RKI Vaccine statistics 1/4/2021

But not to worry! says Der Spiegel. They quote an expert — Sebastien Dullien, scientific director of the Institute for Macroeconomics and Economic Research (Institut für Makroökonomie und Konjunkturforschung (IMK) der Hans-Böckler-Stiftung), for which I’ll have to take their word that he’s somehow an expert on vaccines and public health, because his job (and his Wikipedia page) make it seem that he’s an expert on finance and economics — who claims that the vaccination of the entire German adult population will be complete before the middle of the summer. “Es ist realistisch, alle impfbereiten erwachsenen Deutschen bis Ende Juli durchgeimpft zu haben.” [It is realistic, that we can have all willing adult Germans vaccinated by the end of July.) Sounds good! He goes on to say “Dafür müssen nur zwei Bedingungen erfüllt werden.” [This depends on just two conditions being fulfilled.] Okay, two conditions. I hope the conditions are fulfilled… What are they?
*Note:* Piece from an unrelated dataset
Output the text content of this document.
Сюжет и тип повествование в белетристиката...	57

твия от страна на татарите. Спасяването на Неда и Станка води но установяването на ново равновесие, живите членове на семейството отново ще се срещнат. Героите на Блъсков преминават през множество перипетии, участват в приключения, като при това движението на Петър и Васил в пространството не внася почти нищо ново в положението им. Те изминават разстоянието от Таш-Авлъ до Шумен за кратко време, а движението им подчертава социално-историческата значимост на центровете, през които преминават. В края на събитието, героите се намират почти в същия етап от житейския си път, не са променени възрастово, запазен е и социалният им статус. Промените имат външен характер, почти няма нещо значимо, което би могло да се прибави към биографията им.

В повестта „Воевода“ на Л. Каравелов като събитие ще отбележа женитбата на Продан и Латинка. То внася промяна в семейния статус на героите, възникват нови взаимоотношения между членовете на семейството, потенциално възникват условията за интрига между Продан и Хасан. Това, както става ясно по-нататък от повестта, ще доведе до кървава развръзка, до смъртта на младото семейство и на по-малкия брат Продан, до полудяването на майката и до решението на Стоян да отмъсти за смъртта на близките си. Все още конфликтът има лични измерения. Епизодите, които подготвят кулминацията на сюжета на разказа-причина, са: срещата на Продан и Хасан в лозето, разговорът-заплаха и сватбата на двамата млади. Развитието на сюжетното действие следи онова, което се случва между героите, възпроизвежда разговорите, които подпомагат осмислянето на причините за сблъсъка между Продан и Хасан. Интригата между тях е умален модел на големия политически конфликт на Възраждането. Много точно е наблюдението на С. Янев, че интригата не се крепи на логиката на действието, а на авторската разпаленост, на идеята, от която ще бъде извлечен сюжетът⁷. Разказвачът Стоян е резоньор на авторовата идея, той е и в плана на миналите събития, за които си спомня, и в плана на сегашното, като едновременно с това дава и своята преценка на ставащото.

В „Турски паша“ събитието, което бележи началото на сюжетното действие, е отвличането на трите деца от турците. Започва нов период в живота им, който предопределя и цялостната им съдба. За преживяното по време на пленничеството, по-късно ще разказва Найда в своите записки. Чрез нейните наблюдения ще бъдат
Der Impfstoff muss kommen, und er muss verimpft werden.
[We have to get the vaccine, and then we have to vaccinate people with it.]

It’s this kind of reduction of complex problems into manageable sub-problems that only the truly great minds can deliver. This goes on my list of “How-to-do-it” solutions to complex problems. (Previous entries here, here, and here.)

Actually, this is amazingly close to the Monty Python original, where the kiddie show How to Do It explained “how to rid the world of all known diseases”. Their method was more elaborate, though, involving five steps:

First of all, become a doctor, and discover a marvelous cure for something. And then, when the medical profession starts to take notice of you, you can jolly well tell them what to do and make sure they get everything right, so there will never be any diseases ever again.